Côté texte, il déroule la vie exceptionnelle de Holly, ses plaisirs, ses amusements et sa culpabilité (pourquoi tout le monde crève du Sida et d’OD, et pas moi ?). En dépit des tics plus agaçants que rythmants (« alors bon » avec claquage des mains pour assumer des transitions bancales : la récurrence finit par lasser), le début nous semble aussi accrocheur que la suite nous a paru décrocheuse. En effet, sous les apparences d’un duopole matérialisé par un entracte, le spectacle compte trois parties :

  • une qui est quasiment un solo de Pierre Maillet, façon je raconte ma vie face public ;
  • une deuxième qui voit les musiciens tour à tour se transformer en acteurs – minihippie qu’il faut décoincer, acteur de Warhol qu’il faut branler, etc. ; et
  • une troisième qui, après entracte, montre un tour-de-chant de Holly.

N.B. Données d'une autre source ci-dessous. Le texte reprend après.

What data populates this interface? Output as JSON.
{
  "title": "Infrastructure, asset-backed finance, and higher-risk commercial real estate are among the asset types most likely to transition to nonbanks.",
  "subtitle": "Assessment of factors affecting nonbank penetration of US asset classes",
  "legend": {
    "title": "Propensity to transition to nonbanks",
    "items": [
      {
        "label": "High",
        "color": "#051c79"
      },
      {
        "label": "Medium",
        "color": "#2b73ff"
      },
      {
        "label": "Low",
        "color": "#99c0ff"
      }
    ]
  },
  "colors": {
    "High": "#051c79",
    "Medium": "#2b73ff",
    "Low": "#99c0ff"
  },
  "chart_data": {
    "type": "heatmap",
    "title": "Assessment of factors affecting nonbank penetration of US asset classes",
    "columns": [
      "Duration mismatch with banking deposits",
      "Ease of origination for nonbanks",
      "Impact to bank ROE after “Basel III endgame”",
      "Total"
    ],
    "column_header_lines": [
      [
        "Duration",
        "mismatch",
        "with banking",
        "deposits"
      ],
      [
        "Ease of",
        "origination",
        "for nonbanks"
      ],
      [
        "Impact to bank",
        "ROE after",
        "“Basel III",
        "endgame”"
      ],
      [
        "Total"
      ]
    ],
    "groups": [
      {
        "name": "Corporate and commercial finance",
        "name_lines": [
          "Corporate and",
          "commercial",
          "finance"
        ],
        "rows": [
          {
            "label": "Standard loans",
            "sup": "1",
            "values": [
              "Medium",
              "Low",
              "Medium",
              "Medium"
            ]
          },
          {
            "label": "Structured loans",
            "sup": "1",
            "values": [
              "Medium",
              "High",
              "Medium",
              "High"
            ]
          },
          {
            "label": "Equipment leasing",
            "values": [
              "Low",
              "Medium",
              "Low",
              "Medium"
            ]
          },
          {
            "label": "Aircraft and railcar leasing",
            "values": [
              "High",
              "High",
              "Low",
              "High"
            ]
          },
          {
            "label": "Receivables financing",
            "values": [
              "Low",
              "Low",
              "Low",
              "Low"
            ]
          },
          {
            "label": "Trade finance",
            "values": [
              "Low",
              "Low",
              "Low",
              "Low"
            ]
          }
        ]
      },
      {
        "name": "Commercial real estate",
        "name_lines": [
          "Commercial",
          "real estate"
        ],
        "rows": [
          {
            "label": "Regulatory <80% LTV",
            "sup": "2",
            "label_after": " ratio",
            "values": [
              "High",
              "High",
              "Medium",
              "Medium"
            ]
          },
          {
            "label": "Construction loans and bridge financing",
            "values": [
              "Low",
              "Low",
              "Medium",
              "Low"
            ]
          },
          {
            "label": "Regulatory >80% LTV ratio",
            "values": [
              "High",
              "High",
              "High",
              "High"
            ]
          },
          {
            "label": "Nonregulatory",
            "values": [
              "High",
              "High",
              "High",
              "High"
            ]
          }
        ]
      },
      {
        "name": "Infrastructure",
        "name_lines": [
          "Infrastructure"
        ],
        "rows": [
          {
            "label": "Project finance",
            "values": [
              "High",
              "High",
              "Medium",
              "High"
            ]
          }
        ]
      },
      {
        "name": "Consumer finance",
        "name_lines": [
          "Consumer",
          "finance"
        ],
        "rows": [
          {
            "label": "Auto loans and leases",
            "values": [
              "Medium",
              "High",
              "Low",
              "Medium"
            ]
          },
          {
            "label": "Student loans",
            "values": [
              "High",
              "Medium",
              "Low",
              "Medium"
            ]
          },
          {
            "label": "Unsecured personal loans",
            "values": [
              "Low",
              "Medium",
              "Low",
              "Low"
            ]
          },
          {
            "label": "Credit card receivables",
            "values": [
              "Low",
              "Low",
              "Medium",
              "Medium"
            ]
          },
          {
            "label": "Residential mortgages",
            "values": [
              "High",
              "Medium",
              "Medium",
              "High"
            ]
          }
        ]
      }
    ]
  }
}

La deuxième partie souffre de longueurs langoureuses, comme si les auteurs – Pierre Maillet, Régis Delicata et Charles-Antoine Bosson – avaient d’abord voulu installer les personnages puis laisser l’acteur principal en profiter. Le changement de rythme eût pu séduire si quelque chose le nourrissait ; or, il nous semble assister à un curieux étirement du temps, que ce soit dans la reconstitution des tournages à la Factory, furieusement navrants (c’est peut-être leur but, mais on l’eût mieux saisi en condensant le propos), ou à travers l’infiniiiie scène du shoot partagé dans la baignoire.
La troisième partie aussi aurait pu être séduisante, puisqu’elle met en scène, musicalement, le personnage, par-delà ses questionnements spécifiques chargés de résonner avec notre époque (« une chatte, ça se mérite ? » se demande Holly en 1962 quand le chirurgien refuse de l’opérer illico). Pourtant, au vu du résultat, on préfère postuler une insensibilité grave – de notre part – au grotesque : le mime de l’art martial est ridicule, et ce n’est pas une blagounette qui le peut sauver ; l’accent épouvantable, sans autodérision cette fois, ne peut justifier les chansons anglophones infligées au public avec des maladresses dont on veut presque bien croire qu’elles font écho au travail d’une Holly qui n’était pas chanteuse à la base, mais qui lassent terriblement ; et ces défauts objectifs, fussent-ils volontaires, désamorcent notre envie de nous laisser séduire par le passage higelinien spatialisant le cabaret, peut-être le moment le plus poétique mais on est déjà tellement navré qu’il intervient sa grand-mère acheman trop tard.

Photo moche d’ambiance : Bertrand Ferrier

En conclusion, l’on pourrait se réjouir d’un désir roboratif de faire revivre une période de paillettes (sur scène et dans les veines). En réalité, 30′ après le temps imparti par le programme, il nous est difficile de ne pas regretter,

  • d’une part, que le genre même de la « performance » conduise Pierre Maillet à se décentrer de son évidente capacité d’incarnation sous prétexte de flouter la frontière entre acteurs et musiciens, donc réciproquement de s’amuser en chantant ;
  • d’autre part, que la nullité soit érigée en vertu : Pierre Maillet semble être un acteur convaincant, mais il ne sait pas chanter en anglais, et conclure son spectacle par demi-heure de nullité, à peine trouée par des intermèdes parlés convenables, c’est pas jojo.

Rien de facile, sans doute, dans ce choix ; mais, à notre sens, le bilan s’approche de quelque chose qui n’est peut-être pas très loin de l’idée de gâchis.